An American laboratory has just developed a new molecule with promising results against cystic fibrosis. The drug is not yet marketed in France, but some patients, in critical condition, have been able to test it on a compassionate basis.
By The editorial staff of Allodocteurs.fr
Climbing stairs, tinkering, working … All these everyday acts were still unthinkable a year ago for David, 38, who has very advanced cystic fibrosis. But, one tablet changed everything. “From total impotence, we go back, in the space of three months, to someone who regains his validity. Today, I am working full time again in my engineering profession.

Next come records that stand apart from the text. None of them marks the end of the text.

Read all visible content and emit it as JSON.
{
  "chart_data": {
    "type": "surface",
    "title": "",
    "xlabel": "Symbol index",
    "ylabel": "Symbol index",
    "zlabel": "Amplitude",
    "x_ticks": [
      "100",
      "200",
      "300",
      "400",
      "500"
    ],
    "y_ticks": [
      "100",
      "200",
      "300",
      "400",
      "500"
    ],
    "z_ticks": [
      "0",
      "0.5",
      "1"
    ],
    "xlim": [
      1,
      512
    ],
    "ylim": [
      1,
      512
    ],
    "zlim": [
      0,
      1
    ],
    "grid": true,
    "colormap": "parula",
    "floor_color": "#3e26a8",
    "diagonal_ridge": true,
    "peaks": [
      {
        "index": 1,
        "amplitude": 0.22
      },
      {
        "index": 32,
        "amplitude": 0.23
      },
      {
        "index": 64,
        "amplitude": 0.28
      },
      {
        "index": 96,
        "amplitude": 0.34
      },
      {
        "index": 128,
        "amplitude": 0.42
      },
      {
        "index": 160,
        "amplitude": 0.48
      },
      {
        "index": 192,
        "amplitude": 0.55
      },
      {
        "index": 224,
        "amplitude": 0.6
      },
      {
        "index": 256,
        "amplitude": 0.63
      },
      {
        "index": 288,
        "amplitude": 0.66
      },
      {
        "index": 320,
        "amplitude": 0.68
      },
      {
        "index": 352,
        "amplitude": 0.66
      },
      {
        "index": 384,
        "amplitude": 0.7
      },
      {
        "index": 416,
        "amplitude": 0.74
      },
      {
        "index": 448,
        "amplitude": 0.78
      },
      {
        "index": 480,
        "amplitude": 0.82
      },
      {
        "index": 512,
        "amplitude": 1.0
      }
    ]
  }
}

It is invaluable in terms of life what I have benefited from ”.
Like David, 350 French patients have already been able to benefit from this new treatment, Kaftrio, via a special procedure. Until now, no drug has been able to treat the cause of cystic fibrosis so effectively: too thick mucus that accumulates in the lungs, which is the source of breathing difficulties and pulmonary infections.
To avoid lung transplants
Prof. Pierre-Régis Burgel, pulmonologist at Cochin Hospital in Paris, explains: “This is not a cure. On the other hand, it is a long-term chronic therapy that will prevent the lungs of people who are not yet damaged and improve the pulmonary condition of people who already have damaged lungs ”.

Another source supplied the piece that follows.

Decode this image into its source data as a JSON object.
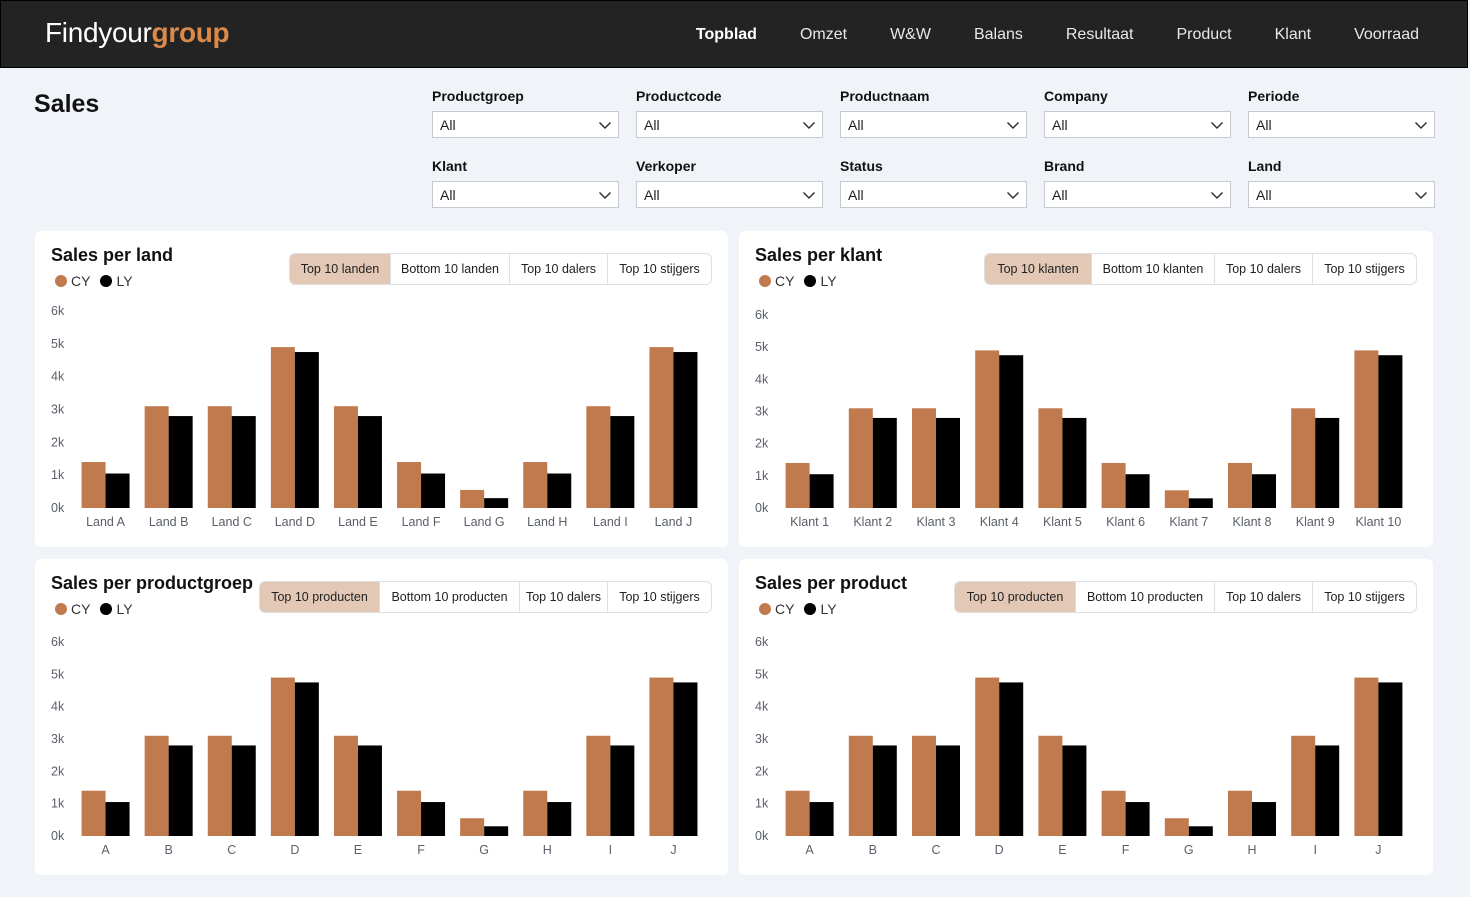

This triple therapy could benefit 3,000 patients and prevent them from having a transplant. The French health authorities have already given the green light for marketing. But there is one last step: the price negotiations. And this is where everything gets complicated because the treatment is very expensive. Neither the health authorities nor the laboratory wanted to comment on the progress of the negotiations.